The point I'm trying to make is that creatinine itself isn't something that stresses the kidneys, it's just a marker used to measure kidney function. Jeff and many good doctors probably know this, but lots of people (and doctors) who don't do clearance testing and who just look at serum creatinine levels are going to panic when they see very high creatinine levels, unnecessarily.


I have a theory on kidney damage in bodybuilders. I think it's myoglobin. I think most of these guys are massively overtraining (as do the majority of bodybuilders, PED use keeps them from seeing symptoms) and large amounts of myoglobin are being released from the resulting muscle damage. Not enough to cause full rhabdomyolysis, but enough to cause some kidney damage. This is where excessive amounts of protein intake come into play, creating a more acid environment in the kidneys. In an acidic environment, myoglobin is more likely to crystallize in the renal tubules and cause damage (scaring). It might not even require overtraining, it could just be from being excessively strong. If muscle is being damaged, some myoglobin is being released.


So this is concerning.


You are stating that... regardless of drug use...
just the simple acts of hard training + being strong = kidney damage?

Hasn't it always been assumed that healthy eating, hard training, and trying to get as strong as possible are the SAFEST routes to adding permanent size? (Even natural guys do this)

If you can't do that safely, what is even the point?
 
Last edited:
So this is concerning.


You are stating that... regardless of drug use...
just the simple acts of hard training + being strong = kidney damage?

Hasn't it always been assumed that healthy eating, hard training, and trying to get as strong as possible are the SAFEST routes to adding permanent size? (Even natural guys do this)

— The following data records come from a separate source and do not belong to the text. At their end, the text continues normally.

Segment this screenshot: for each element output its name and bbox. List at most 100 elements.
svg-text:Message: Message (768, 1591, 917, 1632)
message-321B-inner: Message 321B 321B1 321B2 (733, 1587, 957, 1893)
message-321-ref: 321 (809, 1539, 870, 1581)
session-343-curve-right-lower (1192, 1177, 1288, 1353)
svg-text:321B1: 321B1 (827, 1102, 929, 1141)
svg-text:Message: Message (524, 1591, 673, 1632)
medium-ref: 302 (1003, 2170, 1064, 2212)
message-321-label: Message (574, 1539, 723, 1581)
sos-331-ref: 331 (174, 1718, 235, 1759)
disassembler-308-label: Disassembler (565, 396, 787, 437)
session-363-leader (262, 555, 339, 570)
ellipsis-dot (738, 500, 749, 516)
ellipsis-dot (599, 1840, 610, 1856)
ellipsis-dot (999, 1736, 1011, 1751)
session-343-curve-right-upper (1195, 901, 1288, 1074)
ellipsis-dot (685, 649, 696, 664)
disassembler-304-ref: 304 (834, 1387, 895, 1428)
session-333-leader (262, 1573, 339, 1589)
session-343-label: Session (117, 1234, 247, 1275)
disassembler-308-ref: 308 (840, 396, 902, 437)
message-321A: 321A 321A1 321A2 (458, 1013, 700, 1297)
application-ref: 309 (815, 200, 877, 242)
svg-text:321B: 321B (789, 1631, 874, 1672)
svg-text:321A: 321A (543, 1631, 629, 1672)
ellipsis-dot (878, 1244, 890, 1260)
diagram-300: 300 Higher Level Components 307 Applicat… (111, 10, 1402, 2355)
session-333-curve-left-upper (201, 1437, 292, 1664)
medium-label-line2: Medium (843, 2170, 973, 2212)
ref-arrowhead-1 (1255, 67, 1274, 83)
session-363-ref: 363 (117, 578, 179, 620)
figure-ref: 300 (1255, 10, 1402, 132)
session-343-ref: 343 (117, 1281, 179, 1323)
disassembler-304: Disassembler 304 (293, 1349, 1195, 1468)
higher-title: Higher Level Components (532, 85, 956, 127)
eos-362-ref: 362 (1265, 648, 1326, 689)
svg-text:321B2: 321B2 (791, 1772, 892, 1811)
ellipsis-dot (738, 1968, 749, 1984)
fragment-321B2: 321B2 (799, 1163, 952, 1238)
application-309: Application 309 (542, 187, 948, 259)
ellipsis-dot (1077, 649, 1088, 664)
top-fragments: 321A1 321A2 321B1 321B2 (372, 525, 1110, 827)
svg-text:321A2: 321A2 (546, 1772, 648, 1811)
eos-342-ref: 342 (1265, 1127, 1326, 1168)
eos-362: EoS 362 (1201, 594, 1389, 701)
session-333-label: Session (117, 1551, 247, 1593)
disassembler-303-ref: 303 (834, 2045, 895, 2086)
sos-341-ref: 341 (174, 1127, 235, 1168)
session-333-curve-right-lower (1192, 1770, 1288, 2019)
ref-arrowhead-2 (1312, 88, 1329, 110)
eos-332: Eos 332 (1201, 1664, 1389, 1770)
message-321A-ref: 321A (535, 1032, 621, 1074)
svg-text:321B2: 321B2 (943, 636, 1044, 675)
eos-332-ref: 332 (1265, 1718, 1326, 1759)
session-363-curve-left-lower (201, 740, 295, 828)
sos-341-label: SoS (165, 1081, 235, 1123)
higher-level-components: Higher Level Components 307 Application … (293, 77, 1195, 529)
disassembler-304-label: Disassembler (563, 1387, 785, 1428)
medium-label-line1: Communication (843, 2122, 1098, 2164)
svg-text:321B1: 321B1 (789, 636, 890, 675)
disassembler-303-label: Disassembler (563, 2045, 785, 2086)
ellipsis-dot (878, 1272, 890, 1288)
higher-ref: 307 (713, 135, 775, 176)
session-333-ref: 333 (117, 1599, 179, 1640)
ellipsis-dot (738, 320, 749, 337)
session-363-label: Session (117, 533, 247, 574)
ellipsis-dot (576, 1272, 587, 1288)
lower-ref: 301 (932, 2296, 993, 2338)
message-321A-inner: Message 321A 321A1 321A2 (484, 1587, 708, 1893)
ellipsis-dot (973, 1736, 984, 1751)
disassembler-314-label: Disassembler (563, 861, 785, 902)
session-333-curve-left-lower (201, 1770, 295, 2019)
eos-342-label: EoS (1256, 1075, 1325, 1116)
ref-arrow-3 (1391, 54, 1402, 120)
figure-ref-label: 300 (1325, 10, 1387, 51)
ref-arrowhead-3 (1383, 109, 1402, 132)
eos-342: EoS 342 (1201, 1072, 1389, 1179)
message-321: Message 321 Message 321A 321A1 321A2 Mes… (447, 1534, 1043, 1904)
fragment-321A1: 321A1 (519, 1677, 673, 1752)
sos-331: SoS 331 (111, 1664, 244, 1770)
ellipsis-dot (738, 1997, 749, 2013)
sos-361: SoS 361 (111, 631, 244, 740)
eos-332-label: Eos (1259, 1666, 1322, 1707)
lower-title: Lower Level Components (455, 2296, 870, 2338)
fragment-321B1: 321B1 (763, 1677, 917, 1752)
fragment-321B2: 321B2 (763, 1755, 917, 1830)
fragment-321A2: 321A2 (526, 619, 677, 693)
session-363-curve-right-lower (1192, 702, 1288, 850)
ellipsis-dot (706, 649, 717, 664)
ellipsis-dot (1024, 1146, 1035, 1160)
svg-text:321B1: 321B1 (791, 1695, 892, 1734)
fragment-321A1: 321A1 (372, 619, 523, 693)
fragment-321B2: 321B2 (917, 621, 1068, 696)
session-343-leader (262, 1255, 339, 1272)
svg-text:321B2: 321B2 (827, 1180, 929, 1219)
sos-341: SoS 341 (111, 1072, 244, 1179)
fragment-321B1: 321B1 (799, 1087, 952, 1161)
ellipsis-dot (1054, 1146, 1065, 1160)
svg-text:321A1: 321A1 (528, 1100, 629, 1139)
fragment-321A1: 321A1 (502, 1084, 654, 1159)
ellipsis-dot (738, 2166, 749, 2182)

If you can't do that safely, what is even the point?



Everything you do in life comes with consequences


Sent from my iPhone using Tapatalk
 
I've never been asked by a doctor to hold off giving my patients their Metformin prior to a contrasted CT or MTI.
I think it would be fascinating if Olympia competitors had to have a full panel of labs drawn the day prior to the competition and posted for the world to see. Not a drug/toxicology test although that would be fun to read as well. I'm referring to renal, liver and cardiac markers. I know it breaks their HIPA rights but we could all make a betting pool to see who retires first.
 
well



assuming you don't develop an autoimmune disorder..




-keep blood pressure under control (lisinopril)

-don't become a diabetic

-don't abuse diuretics

-don't abuse (or even use IMO) painkillers or NSAIDS


Hey slice what were you referring to when you said "well if we dont develope an auto immune response?
 
MyNameIsJeff - your thoughts on astragalus for maintaining kidney health?

Dante has recommended 3 - 5 grams a day.